In der ukrainischen Region Cherson wurden bei erneuten russischen Angriffen zwei Menschen getötet und zehn weitere verletzt. Der Gouverneur der Region, Oleksandr Prokudin, teilte diese Informationen über seinen Telegram-Kanal mit und betonte, dass die Situation in der Region weiterhin kritisch ist.

In der Region Cherson, die erneut Ziel russischer Angriffe wurde, sind zwei Menschen ums Leben gekommen und zehn weitere verletzt worden. Diese tragischen Nachrichten wurden vom Gouverneur der Region, Oleksandr Prokudin, in seinem Telegram-Kanal veröffentlicht. Prokudin hob hervor, dass die Lage in der Region nach wie vor als kritisch einzustufen ist und dass die Bevölkerung unter dem ständigen Druck der Angriffe leidet.

Prokudin berichtete, dass zahlreiche Ortschaften unter dem Beschuss von feindlichen Drohnen, Luftangriffen und Artilleriebeschüssen leiden. Besonders betroffen sind dabei Orte wie Antonivka, Beryslav, Bilozirka, Blahovishchenske, Velyka Oleksandrivka, Veletenske, Vesele, Virivka, Dniprovske, Dudchany, Zolota Balka, Kizomys, Kozatske, Komyshany, Kostyrka, Lvivove, Mykilske, Mylove, Mykhailivka, Naddnipryanske, Nezlamne, Novovorontsovka, Novodmytrivka, Novokairy, Novooleksandrivka, Novoraysk, Prydniprovske, Romashkove, Sablukivka, Sadove, Starytsia, Tokarivka, Tomaryne, Tomyna Balka, Urozhayne, Charivne, Stanislav, Oleksandrivka, Shyroka Balka, Sofiivka und die Stadt Cherson selbst.

Die Angriffe führten zu erheblichen Schäden an der Infrastruktur, darunter vier Mehrfamilienhäuser, neun private Wohnhäuser, ein Mobilfunkmast sowie mehrere Fahrzeuge, darunter ein Rettungswagen. Diese Zerstörungen verdeutlichen, dass die Schäden nicht nur durch direkte Treffer verursacht werden, sondern auch durch Trümmer und Splitter, die die zivile Infrastruktur und die Wohnungen der Zivilbevölkerung gefährden.

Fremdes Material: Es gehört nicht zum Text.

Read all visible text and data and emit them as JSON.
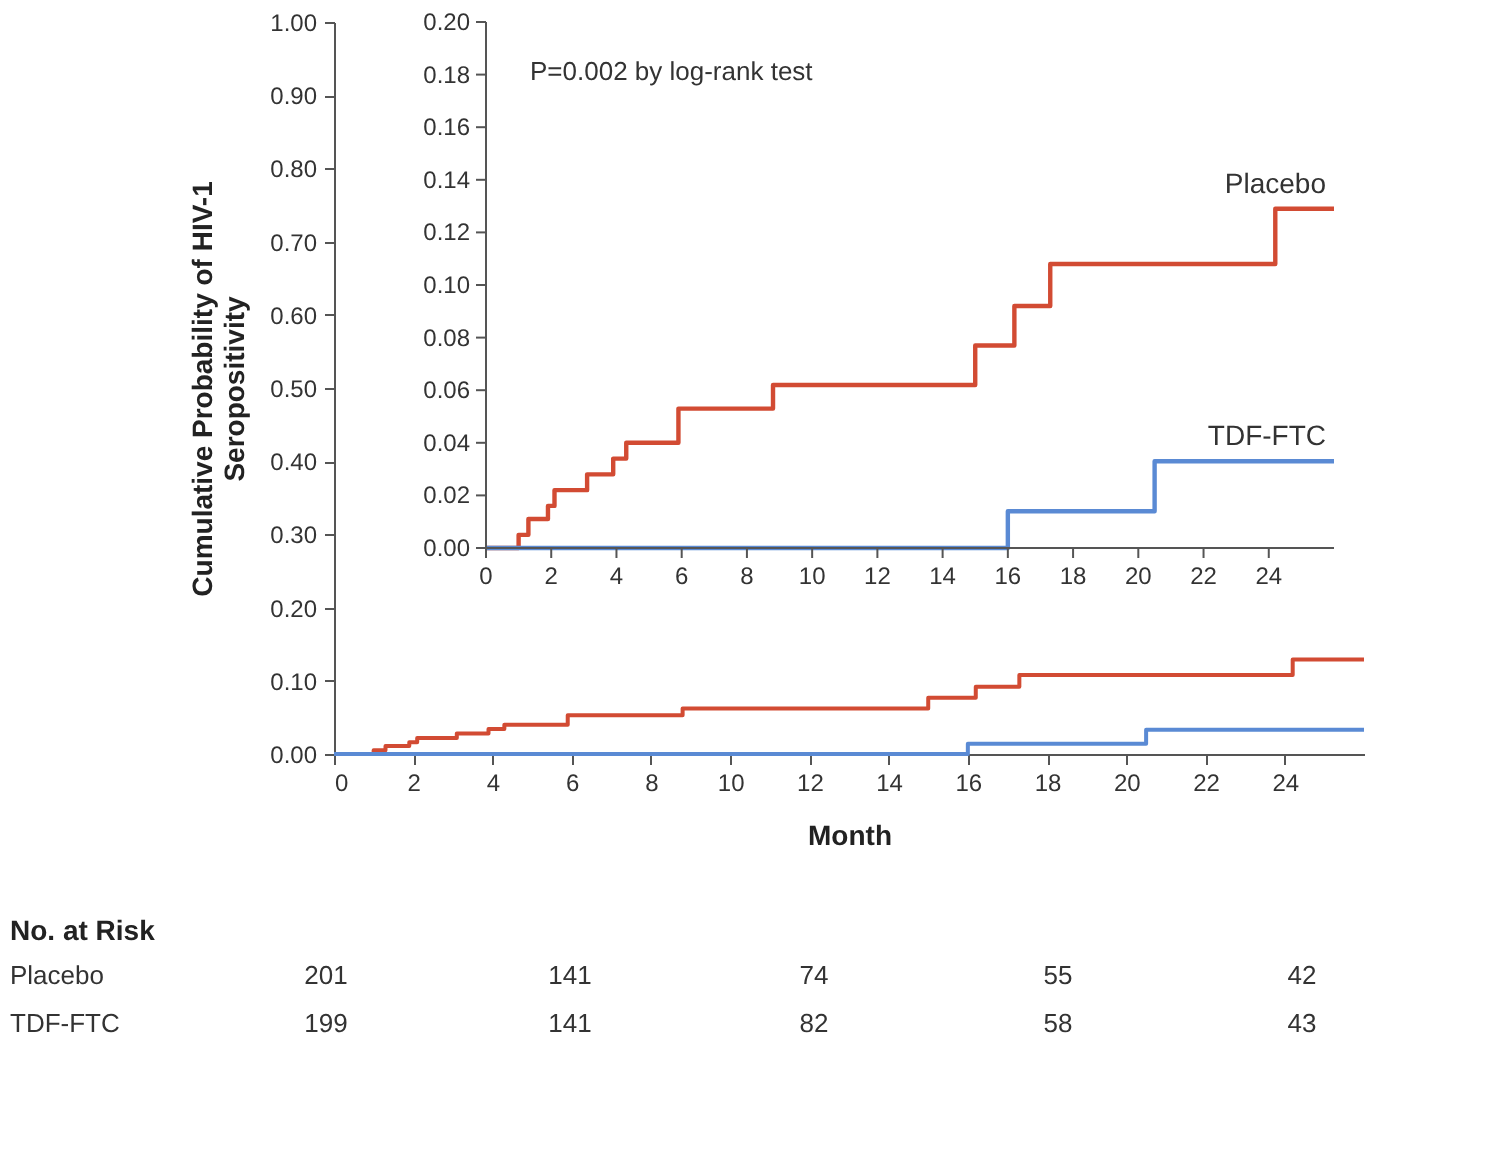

Wie das Nachrichtenportal Ukrinform berichtet, sind solche Vorfälle in der Region mittlerweile zur Gewohnheit geworden. So war am 1. April ein Auto in Cherson Ziel eines Drohnenangriffs, bei dem eine der Insassen ums Leben kam, während der Fahrer und eine weitere Passagierin Verletzungen erlitten. Dieser Vorfall ist ein weiteres Beispiel für die anhaltende Bedrohung, der die Zivilbevölkerung inmitten aktiver Kampfhandlungen ausgesetzt ist.

Die Situation in der Region Cherson bleibt angespannt. Die Einwohner leiden weiterhin unter den Folgen der Aggression, und die humanitäre Lage in der Region bereitet große Sorgen. Die Behörden rufen die Bevölkerung auf, vorsichtig zu sein und sich in sicheren Orten aufzuhalten, da die Beschüsse jederzeit erfolgen können.

In Anbetracht dieser Ereignisse bemühen sich die lokalen Behörden, den Betroffenen Unterstützung zu bieten, indem sie medizinische Hilfe leisten und humanitäre Hilfslieferungen für Bedürftige organisieren. Dennoch bleibt die Situation angesichts der ständigen Bedrohungen komplex, und der Bedarf an Hilfe wächst stetig.

Ukrinform verfolgt weiterhin die Entwicklungen in der Region Cherson und ruft alle dazu auf, sich über die aktuellen Nachrichten auf dem Laufenden zu halten. Für zeitnahe Informationen können Sie unseren Kanälen auf Telegram, Instagram und YouTube folgen.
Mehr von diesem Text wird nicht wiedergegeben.